What comes next, I won't know for a little while, but this second part of the class has thus far proven itself to be much more exciting. Unlike the first course, the algorithms discussed above do not deal primarily with memory management or other low level concerns. Instead they leverage a mastery of these low level concepts to solve real world problems. This makes them prime candidates for being integrated into a Rails application. Yet, where does one go to find a problem that needs solving? Perhaps a mock travel agency with route planning using Dijkstra's algorithm? Maybe a game of some kind that uses Ford-Fulkerson to determine the maximum possible score?
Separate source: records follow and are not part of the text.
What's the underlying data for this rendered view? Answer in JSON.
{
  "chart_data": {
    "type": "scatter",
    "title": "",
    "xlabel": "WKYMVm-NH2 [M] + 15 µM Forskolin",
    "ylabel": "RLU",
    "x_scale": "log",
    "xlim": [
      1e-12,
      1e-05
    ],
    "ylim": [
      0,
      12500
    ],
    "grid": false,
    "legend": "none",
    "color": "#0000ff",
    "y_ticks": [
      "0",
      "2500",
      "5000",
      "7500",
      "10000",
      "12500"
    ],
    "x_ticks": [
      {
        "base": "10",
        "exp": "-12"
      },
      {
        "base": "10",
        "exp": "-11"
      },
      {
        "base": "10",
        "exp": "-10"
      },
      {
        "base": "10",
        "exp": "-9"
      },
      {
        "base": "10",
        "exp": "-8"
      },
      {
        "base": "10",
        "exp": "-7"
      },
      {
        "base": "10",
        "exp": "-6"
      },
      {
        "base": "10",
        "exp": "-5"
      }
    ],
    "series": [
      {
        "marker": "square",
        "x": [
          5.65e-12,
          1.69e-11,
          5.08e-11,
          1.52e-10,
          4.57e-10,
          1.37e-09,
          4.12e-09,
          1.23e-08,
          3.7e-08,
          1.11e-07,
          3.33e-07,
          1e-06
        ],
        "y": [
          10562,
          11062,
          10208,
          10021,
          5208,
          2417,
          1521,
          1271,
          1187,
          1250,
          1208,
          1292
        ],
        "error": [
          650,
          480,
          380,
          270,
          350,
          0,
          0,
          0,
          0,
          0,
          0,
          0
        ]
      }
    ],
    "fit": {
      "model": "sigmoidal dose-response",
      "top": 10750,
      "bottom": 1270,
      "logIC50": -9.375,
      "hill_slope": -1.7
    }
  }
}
Beyond the question of how to display my new found knowledge, there is a subtler subject to discuss; speed and clarity of reasoning. Many times a programmer will find themselves pondering whether they've determined all possible edge cases. Or whether an edge case exists in the first place. This process can consume hours, sometimes days, depending on how it is gone about. An uncaught edge case can lead to a subtle bug that only ever materializes once or twice in a half million queries. Working with these algorithms has improved my ability to see the possibilities of a given situation. That is the greatest boon of these classes. Sure the knowledge is nice, but being able to look at a problem and quickly make heads or tails of it, determine a solution and then work through the finer points of that solution is the real reward.

I highly recommend anyone who hasn't taken such a class to seek one out. The skills you'll develop are well worth the time.